What are the signs and symptoms of a muscle contusion?

Signs and Symptoms will depend on the severity of the contusion. These may include:

  • Feeling weak and/or stiff
  • Bruising
  • Difficulty walking and/or running (lower limb contusions)
  • Reduced range of motion
  • Localised pain/discomfort
  • Localised swelling

What should I do immediately after sustaining an injury?

You want to decrease blood flow to the area so it is best to use the RICE method:

Ice (with muscle in lengthened position)
Elevation (where possible)

It is advised to avoid heat, alcohol and massage for 72 hours as this will promote blood flow to the area during the acute phase and make your symptoms worse. The use of anti-inflammatory medications in the first 72 hours is also not advised as this can affect your recovery.

What would physiotherapy treatment involve after the first 72 hours?

Treatment will focus on range of motion and strength exercises to assist you in returning to your regular daily activities and/or sport.
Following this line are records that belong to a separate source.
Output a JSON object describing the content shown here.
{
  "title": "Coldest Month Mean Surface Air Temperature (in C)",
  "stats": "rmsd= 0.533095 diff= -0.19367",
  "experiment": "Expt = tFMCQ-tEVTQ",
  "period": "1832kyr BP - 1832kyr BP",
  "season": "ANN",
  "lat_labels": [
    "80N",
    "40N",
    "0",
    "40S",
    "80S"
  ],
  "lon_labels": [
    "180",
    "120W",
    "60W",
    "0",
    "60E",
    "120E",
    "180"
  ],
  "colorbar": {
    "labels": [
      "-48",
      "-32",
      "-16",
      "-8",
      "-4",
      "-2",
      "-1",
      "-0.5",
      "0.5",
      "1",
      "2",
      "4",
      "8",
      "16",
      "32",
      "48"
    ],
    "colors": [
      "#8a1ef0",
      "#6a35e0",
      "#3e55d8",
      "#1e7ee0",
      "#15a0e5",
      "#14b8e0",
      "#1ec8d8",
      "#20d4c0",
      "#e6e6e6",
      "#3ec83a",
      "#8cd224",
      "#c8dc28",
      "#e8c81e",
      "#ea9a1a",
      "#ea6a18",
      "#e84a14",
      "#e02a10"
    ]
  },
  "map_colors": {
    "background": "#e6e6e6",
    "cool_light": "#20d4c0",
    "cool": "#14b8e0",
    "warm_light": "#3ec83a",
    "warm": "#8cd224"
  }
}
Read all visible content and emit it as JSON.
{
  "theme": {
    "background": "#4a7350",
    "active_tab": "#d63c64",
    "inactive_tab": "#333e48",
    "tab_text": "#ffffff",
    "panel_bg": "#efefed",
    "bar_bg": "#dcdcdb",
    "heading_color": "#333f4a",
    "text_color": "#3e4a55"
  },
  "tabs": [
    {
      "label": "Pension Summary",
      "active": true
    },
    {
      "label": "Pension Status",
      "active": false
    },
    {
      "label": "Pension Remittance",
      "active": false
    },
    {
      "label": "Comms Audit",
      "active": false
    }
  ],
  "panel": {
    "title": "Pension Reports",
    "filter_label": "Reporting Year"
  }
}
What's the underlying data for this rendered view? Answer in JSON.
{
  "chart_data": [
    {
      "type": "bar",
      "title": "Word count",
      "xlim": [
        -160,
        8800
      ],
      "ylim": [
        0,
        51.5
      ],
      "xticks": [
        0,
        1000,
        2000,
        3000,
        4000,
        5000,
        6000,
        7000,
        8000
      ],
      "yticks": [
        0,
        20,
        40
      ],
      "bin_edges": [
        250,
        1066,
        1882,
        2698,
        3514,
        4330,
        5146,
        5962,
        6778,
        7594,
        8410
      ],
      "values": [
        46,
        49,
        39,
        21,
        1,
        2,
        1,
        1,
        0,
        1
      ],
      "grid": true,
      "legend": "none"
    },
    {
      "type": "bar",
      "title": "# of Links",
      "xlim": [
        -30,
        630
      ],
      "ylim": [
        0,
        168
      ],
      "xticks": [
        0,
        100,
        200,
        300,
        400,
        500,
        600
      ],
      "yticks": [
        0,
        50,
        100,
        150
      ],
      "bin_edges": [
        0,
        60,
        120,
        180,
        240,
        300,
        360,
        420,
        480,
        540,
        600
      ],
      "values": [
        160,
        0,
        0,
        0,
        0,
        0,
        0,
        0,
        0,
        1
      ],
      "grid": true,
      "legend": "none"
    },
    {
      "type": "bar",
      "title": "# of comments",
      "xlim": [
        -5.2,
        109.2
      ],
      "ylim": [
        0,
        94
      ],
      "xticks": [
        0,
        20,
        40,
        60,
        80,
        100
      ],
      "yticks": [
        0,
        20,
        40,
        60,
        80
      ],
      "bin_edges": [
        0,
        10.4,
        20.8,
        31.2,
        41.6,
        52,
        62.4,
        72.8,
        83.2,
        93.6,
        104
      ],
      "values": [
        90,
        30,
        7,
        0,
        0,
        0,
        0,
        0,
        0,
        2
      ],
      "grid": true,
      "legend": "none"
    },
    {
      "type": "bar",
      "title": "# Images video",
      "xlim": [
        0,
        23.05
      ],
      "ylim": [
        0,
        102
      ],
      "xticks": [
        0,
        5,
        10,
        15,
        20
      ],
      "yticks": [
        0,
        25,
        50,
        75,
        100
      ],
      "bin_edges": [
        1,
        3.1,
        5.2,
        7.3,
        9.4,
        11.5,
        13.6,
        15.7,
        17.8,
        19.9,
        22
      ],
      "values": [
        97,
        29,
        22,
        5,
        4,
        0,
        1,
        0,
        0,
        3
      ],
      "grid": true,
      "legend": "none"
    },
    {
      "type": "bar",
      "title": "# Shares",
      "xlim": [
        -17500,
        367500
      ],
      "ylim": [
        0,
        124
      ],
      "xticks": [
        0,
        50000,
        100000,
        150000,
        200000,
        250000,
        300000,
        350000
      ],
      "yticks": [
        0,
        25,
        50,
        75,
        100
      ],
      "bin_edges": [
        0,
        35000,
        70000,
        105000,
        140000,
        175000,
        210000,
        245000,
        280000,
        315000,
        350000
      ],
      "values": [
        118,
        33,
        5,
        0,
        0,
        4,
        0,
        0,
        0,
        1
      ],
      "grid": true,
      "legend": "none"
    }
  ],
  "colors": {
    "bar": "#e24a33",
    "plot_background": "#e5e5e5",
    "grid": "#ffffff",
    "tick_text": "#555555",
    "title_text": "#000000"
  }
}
Your physiotherapist may also suggest appropriate protective equipment to assist with this process.


Depending on the severity of the contusion, most players are able to continue their sport. However, prognosis can range from 0-6 weeks. If the muscle contusion does not resolve in this time frame, a patient must be assessed for myositis ossificans. This condition involves calcification in the muscle and can delay your recovery.